Here we see an area of Prep Sheet report.

reportbands2

We see that there are SIX extra bands , three above the Detail band and three below. These bands belong to three Groups that have been added to the report to help us organise the data. There is a always header and a footer for each Group, therefore we have six new bands of information.

We see that the first group, Group Header(0), is based upon the Eqlist_Detail.Section field. What does this mean? Rental Desk supports multiple sections within an equipment list, allowing you to split up a single booking into useful zones. Its very likely therefore that you will want your reports to organise the data by each section on a list, so we have introduced a group to do this. As the report is reading the data it has been told to go a fetch, Group Header(0) forces the report to do two things:

·First, it sorts the data by section  
 
·Second as the report is running, it only updates the data components in the Group Header(0) if it discovers that something has changed. Every line on an equipment list stores a reference to the section to which it has been placed. You may have 100 lines but only 3 sections. If we didn't have a group for an equipment list section and we simply placed the data component for the section field in the Details Band then we would get the same data repeating on many lines when the report ran. Putting the component in the Group Header(0) band means that it only gets printed 3 times and below each section heading we get a list of equipment that belong to that section.  

Next we have Group Header(1) which is based upon the MasterCategory-SortOrder field. In this group there is a DBText component linked to the MasterCategory-DescriptionA field. Having this group nested inside Group Header(1) will mean that each equipment list section that prints will have subheadings for each MasterCategory of equipment assigned to this section. Moreover, the order that the MasterCategories will appear in will be determined by the sort order for MasterCategories that you have set up in the Rental Desk Equipment Book.

We should quickly be able to see that Group Header(2) , by being based upon the Category-SortOrder field and having a DBText component linked to the Category-DescriptionA field, will print a heading for each Category of equipment belonging to a MasterCategory heading, and again the order the Category headings will reflect the sort orders set up in the Equipment Book. Finally, the actual details of the equipment will print under the each Category heading.

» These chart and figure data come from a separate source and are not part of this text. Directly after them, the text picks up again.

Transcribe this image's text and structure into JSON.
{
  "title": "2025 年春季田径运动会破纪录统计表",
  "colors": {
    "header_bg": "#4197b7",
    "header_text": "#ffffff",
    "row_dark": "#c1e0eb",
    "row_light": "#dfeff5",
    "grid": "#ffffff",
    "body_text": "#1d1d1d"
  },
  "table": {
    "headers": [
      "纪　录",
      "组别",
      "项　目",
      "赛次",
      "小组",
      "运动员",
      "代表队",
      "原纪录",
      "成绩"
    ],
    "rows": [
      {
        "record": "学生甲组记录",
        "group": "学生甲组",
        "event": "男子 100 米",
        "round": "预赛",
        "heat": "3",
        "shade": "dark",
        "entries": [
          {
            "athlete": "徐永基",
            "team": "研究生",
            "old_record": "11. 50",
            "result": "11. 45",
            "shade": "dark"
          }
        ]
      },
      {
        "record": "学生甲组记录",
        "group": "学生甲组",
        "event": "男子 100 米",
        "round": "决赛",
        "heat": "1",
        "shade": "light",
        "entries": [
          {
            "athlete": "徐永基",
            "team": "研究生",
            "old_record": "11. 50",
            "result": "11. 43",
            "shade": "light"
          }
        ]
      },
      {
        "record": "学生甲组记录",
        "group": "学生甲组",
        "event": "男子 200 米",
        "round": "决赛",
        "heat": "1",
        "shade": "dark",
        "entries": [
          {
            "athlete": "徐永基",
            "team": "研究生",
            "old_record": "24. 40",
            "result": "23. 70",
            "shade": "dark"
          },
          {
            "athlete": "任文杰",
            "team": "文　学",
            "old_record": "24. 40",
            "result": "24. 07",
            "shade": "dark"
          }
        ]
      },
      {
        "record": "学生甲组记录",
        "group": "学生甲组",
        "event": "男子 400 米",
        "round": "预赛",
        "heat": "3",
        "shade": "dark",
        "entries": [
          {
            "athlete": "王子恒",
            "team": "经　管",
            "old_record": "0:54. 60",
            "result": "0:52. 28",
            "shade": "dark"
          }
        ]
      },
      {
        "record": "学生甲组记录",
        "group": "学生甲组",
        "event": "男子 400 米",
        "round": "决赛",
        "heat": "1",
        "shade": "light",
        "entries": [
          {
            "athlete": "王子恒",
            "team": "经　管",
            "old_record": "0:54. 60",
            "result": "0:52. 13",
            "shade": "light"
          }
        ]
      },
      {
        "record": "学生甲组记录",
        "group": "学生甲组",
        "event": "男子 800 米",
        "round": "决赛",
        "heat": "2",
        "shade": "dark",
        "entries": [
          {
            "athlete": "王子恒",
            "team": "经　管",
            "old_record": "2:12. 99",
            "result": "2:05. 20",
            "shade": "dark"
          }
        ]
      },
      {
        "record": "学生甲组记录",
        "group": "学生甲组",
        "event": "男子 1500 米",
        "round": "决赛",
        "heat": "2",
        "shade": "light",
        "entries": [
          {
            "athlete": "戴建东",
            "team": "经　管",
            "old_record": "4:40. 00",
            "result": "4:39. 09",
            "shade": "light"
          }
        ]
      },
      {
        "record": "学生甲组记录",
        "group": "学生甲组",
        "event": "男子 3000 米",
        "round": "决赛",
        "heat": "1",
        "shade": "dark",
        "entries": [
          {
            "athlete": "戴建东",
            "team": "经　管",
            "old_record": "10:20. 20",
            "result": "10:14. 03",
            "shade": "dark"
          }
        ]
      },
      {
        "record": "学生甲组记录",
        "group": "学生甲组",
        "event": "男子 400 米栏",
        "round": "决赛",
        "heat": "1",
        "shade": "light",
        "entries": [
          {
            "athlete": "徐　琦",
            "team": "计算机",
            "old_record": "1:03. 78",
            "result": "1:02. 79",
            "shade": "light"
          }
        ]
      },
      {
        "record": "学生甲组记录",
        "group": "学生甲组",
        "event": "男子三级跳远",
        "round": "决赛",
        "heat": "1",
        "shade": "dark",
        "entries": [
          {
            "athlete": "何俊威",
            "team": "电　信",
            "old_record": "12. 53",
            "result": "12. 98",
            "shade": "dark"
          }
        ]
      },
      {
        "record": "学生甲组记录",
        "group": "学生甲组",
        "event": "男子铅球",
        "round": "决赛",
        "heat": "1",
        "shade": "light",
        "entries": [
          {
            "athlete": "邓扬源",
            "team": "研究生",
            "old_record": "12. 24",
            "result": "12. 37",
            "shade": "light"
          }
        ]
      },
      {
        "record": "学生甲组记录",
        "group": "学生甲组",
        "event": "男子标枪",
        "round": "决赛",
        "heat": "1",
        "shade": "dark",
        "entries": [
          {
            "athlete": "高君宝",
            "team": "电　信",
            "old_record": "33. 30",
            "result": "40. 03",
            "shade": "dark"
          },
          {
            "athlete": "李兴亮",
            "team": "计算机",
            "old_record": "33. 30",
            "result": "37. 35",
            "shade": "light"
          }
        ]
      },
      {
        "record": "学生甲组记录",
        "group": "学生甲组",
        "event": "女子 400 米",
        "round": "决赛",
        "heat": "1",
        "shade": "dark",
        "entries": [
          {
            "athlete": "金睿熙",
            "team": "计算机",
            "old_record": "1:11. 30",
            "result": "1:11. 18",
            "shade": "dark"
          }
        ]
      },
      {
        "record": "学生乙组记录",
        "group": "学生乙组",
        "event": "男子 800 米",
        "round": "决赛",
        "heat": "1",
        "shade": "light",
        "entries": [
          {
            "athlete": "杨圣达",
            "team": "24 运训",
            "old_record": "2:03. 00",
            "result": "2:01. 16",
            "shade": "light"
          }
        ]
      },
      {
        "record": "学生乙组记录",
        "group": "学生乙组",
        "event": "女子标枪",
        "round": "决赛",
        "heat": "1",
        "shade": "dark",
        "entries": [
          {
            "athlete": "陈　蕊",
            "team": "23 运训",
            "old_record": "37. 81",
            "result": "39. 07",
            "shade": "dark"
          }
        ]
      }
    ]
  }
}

So our report would be organized as:

Section 1  
   Master Category A  
      Category A  
      Category B  
   Master Category B  
      Category C  
      Category D  
 
Section 2  
   Master Category A  
      Category A  
      Category E  
   Master Category C  
      Category F  
      Category H  

Too many heading and sub-sections? Do you want to simplify the look of a report? Maybe you don't want to see every Category, just each MasterCategory. That is no problem. If you right click on the Group Header(1) band you will be able to uncheck the Visible property when you preview the report it will be hidden. The really good news is that all though you no longer see each Category, the data is still be sorted and grouped by Category.SortOrder, so the output still shows all your kit in the order you have set up in the Equipment Book.

Group Footers function just like the group headers, however these typically are used for sub-totals.